Big international meetings are losing some of their relevance
The G-20 and its cousin, the Group of Seven, bring the leaders of the world’s largest economies together with the goal of promoting international economic cooperation and stability. As Orfeo Fioretos explained in the Monkey Cage, such meetings are “highly orchestrated affairs that send powerful signals” about the world’s leading economies.
Getting the world’s democracies to agree is hard enough — but the G-20 also includes authoritarian economic heavyweights such as China and Saudi Arabia. Major breakthroughs on specific issues tend to happen through lower-level diplomacy, though endorsements and commitments from powerful world leaders can still be important.
But the lead-up to the latest G-20 steered clear of any big collective ambition. Instead, the buzz was about which bilateral meetings and “pull-asides” were on or off.
Many leaders spent their time in Argentina thinking about their problems back home
It’s tempting to attribute this G-20 summit’s avoidance of grand collective politics to Trump, who veered off-script during or after several recent multilateral gatherings (including this summer’s G-7). But the real problem in Argentina was that many leaders brought heavy domestic political baggage that led them to prioritize (or cancel) bilateral sessions based on their political needs. It’s never fun to be at a party where everyone has one eye on the door.

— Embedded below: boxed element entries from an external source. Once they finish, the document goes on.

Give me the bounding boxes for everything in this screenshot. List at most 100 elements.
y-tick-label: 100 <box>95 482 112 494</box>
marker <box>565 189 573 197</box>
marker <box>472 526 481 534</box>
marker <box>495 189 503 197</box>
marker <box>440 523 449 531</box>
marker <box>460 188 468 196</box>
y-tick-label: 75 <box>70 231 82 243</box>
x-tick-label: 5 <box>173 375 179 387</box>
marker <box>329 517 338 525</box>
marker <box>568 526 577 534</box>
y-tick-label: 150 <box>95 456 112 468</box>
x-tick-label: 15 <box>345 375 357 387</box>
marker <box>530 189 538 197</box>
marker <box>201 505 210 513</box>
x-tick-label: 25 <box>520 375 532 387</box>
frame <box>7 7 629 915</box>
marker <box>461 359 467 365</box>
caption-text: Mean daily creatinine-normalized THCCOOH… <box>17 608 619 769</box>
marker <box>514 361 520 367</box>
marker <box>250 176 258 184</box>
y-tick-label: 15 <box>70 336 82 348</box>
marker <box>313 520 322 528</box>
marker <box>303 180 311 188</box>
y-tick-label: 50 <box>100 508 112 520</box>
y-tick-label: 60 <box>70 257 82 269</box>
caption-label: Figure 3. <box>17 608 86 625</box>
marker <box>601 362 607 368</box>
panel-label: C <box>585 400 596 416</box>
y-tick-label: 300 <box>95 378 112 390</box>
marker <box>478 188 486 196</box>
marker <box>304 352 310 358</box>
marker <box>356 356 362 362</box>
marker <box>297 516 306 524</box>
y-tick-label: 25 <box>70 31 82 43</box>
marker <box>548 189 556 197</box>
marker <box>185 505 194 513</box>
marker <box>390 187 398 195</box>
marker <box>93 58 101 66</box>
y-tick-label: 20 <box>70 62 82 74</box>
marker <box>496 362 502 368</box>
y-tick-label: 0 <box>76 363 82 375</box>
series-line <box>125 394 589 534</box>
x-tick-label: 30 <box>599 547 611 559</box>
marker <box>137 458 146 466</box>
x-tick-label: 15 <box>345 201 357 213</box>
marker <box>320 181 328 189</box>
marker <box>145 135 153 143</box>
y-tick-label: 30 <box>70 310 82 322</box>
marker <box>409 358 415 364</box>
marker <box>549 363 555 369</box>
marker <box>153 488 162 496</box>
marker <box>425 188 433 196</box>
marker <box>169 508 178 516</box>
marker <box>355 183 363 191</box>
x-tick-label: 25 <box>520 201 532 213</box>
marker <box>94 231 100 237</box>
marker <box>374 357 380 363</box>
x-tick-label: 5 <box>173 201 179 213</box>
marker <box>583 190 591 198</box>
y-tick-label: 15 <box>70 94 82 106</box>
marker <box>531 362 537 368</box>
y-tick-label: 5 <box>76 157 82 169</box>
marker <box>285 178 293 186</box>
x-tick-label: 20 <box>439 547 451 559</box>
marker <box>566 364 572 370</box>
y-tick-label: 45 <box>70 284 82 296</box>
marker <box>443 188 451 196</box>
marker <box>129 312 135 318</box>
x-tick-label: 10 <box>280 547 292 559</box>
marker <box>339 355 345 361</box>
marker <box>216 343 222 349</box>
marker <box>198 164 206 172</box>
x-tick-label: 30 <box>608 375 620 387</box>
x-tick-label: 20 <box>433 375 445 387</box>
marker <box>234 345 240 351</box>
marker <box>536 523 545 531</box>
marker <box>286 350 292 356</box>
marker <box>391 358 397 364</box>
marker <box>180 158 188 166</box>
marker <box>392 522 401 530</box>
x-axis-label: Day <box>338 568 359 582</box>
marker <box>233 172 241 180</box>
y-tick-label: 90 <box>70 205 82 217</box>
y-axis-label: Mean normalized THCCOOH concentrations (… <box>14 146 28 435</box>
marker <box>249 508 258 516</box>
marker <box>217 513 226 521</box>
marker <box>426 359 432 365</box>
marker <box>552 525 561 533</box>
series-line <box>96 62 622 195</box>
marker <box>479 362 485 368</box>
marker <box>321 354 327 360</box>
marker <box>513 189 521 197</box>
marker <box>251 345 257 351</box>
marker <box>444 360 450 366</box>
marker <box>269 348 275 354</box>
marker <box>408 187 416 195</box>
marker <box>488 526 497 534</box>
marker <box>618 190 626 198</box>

Other leaders found themselves of in what political scientist Robert Putnam calls a “two-level game,” where they must play both international and domestic politics simultaneously to secure their goals. For British Prime Minister Theresa May, the goal was firm support and a clear path to future bilateral trade deals. May’s Brexit deal with the European Union faces a day of reckoning with the E.U.-sanctioned plan scheduled for a Dec. 11 formal vote in the British Parliament. The odds aren’t in May’s favor, and in Buenos Aires, May tried to reassure leaders that the United Kingdom could avoid the uncertainty of a “no-deal” Brexit, if May’s plan does not get through Parliament.
Saudi Arabian Crown Prince Mohammed bin Salman (MBS) found few friends at the G-20, with continued questions over his role in the killing of journalist Jamal Khashoggi. Many leaders, including Trump, did not sit down with him for a meeting — but interestingly, both May and Macron did, perhaps in an effort to show stability and continuity. Simply getting through the summit without a coordinated G-20 response to the death of Khashoggi could be considered a victory of sorts for MBS.
What would George H.W. Bush have done?
Bush navigated these moments with a kind of internationalist realism that is almost extinct on the Republican side of the aisle. In my book on how leaders’ pre-presidential beliefs about the nature of threats affect how they make decisions to intervene in crises once they get into office, I found that George H.W. Bush fit squarely in the camp that did not see threats originating from other nations’ domestic politics but rather from what countries do in the international arena. He formed these beliefs in a pre-presidential career that featured unusually broad and deep experience in high-level foreign policy and national security posts.
A striking example of Bush’s realism came after China’s 1989 Tiananmen Square massacre. Bush, the U.S. envoy to China in 1974-1975, had developed ties with Beijing and a clear sense of China’s future importance in international relations. In 1989, President Bush took initial steps to publicly punish China after Tiananmen, including suspending arms sales and some military and diplomatic exchanges. But he bucked pressure to do more and instead took steps to stabilize and maintain U.S. relations with China, including secret diplomatic missions.
One can only speculate, of course, how Bush would have approached this year’s G-20 meeting. It’s easy to imagine he would have prioritized global stability and backed up May and Macron. It’s likely Bush would have thought the U.S.-Saudi relationship worth preserving — he had stationed thousands of U.S. troops in Saudi Arabia to fight the Persian Gulf War, after all, partly in the name of protecting the kingdom. But Bush, a former CIA director, would not likely have issued a public statement in support of MBS and cast doubt on the findings of the CIA, as Trump did last week. In fact, it’s not difficult to imagine he might have publicly rebuffed or sought to rebuke MBS.
The Buenos Aires G-20 summit revealed that several international issues seem to be at a fork in the road, with domestic politics likely to shape how risky or damaging the outcome will be. In the economic realm, the U.S.-China trade conflict gained a 90-day reprieve but remains tense, with domestic pressures and divisions within both countries that have yet to play out. In Europe, the outcome of Brexit remains highly uncertain and depends on May’s domestic tightrope skills.
This year’s G-20 suggested that global meetings are less and less helpful in managing these uncertainties. And Bush’s death was a reminder that managing downside risk in foreign policy — a task that often requires making difficult choices, and can sometimes be made easier by acting multilaterally — is no mean feat.